Static cultivation of OPGs is a long process [42 days in this study, 21–60+ in other studies (Milfrestadt et al. in review)]. Systematic observations of successful and unsuccessful cultivations indicate that there are early indicators for successful cultivation. Likewise, these indicators could be used to monitor the health and progression of granular biomass within operating OPG reactors. Availability of inorganic nitrogen and increasing trends in relative abundance of CYAN, decreasing trends in narG relative abundance are observed in successful cultivations. Between days 10–12, there appears to be notable changes in ammonium and organic nitrogen concentration. Since the VSS concentrations remain relatively constant throughout cultivation, the increase in organic nitrogen and ammonium and increase in cyanobacterial 16S rRNA genes (CYAN) around day 10–14 may suggest a decay of the initial community in favor of new phototrophic growth. This trend is not as pronounced in the unsuccessful cultivation. While trends in abundance of different genes are good indicators of granulation success, they may not be rapid or accessible enough for monitoring an OPG cultivation or reactor operation. Chlorophyll measurements, particularly chlorophyll a and b, may be a better early indicator for relative abundance of microalgae and cyanobacteria within OPG communities. Though chlorophyll a concentrations were similar in both cultivations, increased concentrations of chlorophyll b appeared by day 2 in an unsuccessful cultivation (unsuccessful = 1.5 mg/L, successful = 0 mg/L, Fig. 5).

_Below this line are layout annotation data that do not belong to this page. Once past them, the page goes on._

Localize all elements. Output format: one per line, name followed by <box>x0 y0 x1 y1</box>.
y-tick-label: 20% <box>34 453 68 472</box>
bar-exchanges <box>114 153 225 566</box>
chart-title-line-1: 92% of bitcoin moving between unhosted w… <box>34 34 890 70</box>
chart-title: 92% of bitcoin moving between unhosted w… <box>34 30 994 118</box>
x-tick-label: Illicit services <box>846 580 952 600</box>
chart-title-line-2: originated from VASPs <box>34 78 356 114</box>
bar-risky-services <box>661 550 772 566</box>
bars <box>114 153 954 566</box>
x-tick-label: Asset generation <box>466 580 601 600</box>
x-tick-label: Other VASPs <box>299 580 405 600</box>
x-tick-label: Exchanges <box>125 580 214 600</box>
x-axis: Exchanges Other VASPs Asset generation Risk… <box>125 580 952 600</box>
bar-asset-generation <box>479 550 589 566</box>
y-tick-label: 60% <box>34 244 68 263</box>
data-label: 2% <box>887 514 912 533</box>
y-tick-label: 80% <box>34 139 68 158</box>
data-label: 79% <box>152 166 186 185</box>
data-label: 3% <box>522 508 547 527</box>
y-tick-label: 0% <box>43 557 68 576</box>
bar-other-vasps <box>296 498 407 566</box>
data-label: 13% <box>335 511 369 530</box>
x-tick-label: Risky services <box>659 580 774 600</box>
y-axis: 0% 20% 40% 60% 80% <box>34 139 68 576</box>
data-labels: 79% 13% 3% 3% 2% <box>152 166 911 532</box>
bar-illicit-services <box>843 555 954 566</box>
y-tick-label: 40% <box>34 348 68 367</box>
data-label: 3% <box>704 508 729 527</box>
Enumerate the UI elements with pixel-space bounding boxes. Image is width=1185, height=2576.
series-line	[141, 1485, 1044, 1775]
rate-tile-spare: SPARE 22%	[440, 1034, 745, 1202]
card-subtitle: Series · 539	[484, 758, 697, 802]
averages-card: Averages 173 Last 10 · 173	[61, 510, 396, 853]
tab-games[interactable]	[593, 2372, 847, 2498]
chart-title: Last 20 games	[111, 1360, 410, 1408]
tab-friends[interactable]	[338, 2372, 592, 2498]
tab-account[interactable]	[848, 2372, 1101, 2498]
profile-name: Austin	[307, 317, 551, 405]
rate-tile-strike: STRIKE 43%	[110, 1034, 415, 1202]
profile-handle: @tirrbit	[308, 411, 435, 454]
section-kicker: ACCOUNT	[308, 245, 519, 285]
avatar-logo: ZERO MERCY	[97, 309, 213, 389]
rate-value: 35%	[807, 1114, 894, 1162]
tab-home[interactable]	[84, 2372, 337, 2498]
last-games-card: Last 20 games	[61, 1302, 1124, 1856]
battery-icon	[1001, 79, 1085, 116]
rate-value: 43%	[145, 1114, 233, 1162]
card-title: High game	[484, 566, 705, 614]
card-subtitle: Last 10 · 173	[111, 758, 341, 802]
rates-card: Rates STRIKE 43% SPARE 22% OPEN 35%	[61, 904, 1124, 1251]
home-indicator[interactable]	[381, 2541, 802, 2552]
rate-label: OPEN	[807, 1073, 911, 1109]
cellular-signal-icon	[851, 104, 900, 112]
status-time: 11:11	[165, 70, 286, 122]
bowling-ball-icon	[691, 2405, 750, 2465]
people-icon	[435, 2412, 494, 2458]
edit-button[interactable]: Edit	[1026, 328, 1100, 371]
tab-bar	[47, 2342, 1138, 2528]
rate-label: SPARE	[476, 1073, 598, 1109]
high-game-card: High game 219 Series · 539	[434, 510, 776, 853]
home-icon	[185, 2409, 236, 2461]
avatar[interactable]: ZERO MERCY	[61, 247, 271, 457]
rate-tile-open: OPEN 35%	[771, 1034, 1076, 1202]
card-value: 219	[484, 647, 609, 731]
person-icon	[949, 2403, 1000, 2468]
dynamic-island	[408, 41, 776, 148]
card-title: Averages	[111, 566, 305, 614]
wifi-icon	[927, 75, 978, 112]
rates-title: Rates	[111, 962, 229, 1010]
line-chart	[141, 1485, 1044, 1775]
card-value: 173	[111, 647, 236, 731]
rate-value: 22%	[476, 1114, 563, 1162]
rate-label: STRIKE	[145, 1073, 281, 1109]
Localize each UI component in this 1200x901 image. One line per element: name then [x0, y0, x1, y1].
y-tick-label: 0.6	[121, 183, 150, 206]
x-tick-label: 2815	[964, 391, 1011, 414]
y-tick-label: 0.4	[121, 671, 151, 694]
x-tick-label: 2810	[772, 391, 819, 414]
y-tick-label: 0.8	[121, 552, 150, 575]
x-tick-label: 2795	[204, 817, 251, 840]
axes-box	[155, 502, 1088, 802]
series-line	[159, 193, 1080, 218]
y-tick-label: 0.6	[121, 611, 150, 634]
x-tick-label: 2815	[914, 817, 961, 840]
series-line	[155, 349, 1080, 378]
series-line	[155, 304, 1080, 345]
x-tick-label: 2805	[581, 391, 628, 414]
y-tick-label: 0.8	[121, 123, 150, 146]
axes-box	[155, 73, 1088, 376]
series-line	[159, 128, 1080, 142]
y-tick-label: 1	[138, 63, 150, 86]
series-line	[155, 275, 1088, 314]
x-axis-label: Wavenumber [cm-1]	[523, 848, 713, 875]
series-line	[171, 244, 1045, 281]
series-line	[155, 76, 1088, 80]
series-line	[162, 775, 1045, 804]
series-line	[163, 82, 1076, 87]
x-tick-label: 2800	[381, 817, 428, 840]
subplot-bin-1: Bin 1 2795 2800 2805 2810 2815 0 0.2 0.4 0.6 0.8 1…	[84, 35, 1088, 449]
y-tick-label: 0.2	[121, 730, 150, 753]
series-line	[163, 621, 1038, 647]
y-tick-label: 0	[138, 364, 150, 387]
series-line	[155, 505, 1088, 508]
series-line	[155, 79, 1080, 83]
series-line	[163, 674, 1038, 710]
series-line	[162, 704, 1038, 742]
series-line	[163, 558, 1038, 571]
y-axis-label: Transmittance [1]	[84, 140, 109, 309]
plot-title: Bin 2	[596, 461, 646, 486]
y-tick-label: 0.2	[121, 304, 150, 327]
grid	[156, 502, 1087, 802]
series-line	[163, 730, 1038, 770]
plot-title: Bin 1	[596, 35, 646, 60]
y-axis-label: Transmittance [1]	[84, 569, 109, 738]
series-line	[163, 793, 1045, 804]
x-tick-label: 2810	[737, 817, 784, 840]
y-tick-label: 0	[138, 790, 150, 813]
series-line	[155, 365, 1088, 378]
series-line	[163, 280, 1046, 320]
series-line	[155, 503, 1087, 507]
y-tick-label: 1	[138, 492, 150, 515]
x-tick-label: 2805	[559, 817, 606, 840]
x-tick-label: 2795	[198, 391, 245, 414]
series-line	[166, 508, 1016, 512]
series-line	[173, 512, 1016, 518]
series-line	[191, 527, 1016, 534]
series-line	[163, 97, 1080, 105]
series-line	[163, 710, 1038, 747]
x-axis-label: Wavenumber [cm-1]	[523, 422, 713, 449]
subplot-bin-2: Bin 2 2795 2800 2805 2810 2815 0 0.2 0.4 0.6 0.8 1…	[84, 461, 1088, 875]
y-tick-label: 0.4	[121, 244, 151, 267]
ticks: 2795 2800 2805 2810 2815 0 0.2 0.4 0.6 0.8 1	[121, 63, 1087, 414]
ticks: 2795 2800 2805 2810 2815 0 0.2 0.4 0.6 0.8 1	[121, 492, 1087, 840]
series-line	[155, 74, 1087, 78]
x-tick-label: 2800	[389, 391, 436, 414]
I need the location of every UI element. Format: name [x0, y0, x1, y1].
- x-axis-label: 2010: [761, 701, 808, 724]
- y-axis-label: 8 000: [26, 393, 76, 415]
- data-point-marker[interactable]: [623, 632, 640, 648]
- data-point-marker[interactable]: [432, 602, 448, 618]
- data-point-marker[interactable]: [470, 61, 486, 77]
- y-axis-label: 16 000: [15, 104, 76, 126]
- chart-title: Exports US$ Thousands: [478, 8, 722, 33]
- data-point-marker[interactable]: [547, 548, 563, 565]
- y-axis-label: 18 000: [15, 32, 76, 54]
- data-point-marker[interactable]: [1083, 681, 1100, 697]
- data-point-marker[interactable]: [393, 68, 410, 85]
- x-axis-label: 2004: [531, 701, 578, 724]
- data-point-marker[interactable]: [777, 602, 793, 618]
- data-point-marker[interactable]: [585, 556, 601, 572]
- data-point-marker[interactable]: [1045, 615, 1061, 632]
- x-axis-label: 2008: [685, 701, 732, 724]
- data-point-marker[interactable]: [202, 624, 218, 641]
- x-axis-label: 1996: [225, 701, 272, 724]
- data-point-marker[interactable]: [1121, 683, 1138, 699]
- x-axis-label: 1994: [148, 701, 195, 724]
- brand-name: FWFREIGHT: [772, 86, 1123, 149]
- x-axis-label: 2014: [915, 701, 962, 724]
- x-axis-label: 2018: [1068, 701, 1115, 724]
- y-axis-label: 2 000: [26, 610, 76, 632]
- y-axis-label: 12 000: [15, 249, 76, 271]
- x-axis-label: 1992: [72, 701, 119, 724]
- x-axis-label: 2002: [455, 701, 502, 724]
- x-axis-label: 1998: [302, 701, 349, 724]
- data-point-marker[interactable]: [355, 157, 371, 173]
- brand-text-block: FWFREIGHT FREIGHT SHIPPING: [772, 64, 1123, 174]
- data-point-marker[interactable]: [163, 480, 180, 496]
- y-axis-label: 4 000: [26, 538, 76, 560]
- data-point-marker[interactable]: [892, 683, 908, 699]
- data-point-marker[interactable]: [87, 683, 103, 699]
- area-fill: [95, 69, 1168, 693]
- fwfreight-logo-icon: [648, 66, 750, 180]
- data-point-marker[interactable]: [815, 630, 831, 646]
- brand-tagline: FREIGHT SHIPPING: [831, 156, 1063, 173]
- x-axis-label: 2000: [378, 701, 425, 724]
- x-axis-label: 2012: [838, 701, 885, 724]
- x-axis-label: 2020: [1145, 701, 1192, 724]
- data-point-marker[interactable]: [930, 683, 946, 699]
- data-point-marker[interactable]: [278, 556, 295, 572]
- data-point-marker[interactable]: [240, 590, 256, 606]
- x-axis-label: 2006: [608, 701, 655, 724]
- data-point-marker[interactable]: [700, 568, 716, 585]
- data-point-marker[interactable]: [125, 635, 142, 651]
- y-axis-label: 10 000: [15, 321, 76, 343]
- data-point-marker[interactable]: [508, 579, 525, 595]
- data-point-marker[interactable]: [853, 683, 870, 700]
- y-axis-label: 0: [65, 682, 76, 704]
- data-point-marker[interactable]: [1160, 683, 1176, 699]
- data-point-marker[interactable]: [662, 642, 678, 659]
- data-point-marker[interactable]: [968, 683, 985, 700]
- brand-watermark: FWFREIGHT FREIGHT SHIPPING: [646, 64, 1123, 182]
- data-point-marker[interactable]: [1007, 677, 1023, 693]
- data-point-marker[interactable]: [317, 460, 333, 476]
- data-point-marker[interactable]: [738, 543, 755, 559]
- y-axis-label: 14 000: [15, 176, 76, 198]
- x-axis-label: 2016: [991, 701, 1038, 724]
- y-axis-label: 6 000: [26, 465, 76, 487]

Cyanobacteria have been considered for wastewater treatment because of their ability to flocculate (Chevalier et al. 2000) and more recently, have been described in granules with a hybrid of phototrophs, heterotrophs, and autotrophs (Kumar and Venugopalan 2015; Milferstedt et al. in review). This work reinforces previous studies that filamentous cyanobacteria are critical for successful OPG formation as they are important to the structural rigidity of the granule. CYAN, amoA and narG exist in all communities which is a good indicator for the organic and nitrogen removal in wastewater treatment that has been observed by Abouhend et al. (2016). The assimilation of ammonium and nitrate by phototrophs within OPG process should be considered an important pathway in nitrogen removal. The nitrogen cycling within communities is complex; however, this study implicates initial inorganic nitrogen availability is important for the growth of filamentous cyanobacteria, likely providing them a competitive advantage in the mixed community. These filamentous cyanobacteria have been shown to be critical to OPGs (Milferstedt et al. in review) and sustaining their abundance within reactors will be an important parameter for success of OPG reactors used for wastewater treatment.